Drawing on these past experiences, the Nous team worked in close partnership with the University of Kent’s leadership, and a reference group comprising members from across the university and Kent Union.

First, this saw Nous review outcomes data, to better understand issues for racially minoritised staff and students. Then, its consultants worked with the reference group and other university staff through interviews, looking to understand which underlying issues contributed to race inequalities on campus.

Finally, Nous facilitated workshops with the reference group, helping to develop a new anti-racism strategy; complete with a vision, objectives and detailed actions.

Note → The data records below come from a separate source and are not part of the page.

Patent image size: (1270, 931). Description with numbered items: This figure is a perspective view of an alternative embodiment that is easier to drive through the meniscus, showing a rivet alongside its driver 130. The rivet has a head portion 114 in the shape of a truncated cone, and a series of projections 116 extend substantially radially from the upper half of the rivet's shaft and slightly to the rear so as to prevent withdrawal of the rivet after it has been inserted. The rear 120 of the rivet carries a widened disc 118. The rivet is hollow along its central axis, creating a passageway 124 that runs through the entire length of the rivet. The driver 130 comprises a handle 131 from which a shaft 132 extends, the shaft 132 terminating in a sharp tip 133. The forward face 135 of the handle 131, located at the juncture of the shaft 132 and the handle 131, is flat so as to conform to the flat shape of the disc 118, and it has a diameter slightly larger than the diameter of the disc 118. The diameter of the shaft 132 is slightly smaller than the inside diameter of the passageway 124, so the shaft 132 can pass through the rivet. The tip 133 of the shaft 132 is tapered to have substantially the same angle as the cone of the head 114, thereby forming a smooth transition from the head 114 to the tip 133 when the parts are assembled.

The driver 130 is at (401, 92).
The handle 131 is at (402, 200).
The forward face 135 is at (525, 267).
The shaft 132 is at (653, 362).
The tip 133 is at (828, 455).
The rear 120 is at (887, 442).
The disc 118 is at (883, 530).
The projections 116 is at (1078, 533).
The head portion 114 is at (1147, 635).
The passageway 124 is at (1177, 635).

During the process, Nous identified four core themes. Simply promoting equality of opportunity would not be enough. The strategy needed a broader scope to tackle the barriers created by structural racism. The university’s senior leaders needed to be accountable according to how well changes were implemented. And beyond the initial goals, progressing anti-racism would need constant action in a changing context.

Combining these factors into a coherent plan meant that Kent is now one of the few universities in the UK with a defined strategy to advance anti-racism. The executives are all committed to its success and have been assigned responsibility for delivering their relevant objectives. Meanwhile, it has longer-term aims to act as an advocate for anti-racism beyond the walls of its campuses – both locally and globally.

Georgina Randsley de Moura, Deputy Vice Chancellor Academic Strategy, Planning, and Performance, University of Kent, noted, “Nous was the critical external eye we needed to surface our structures and practices that are embedding racial inequality. They provided a framework for the work needed to enable colleagues and students to unlock a shared vision appropriate for Kent.”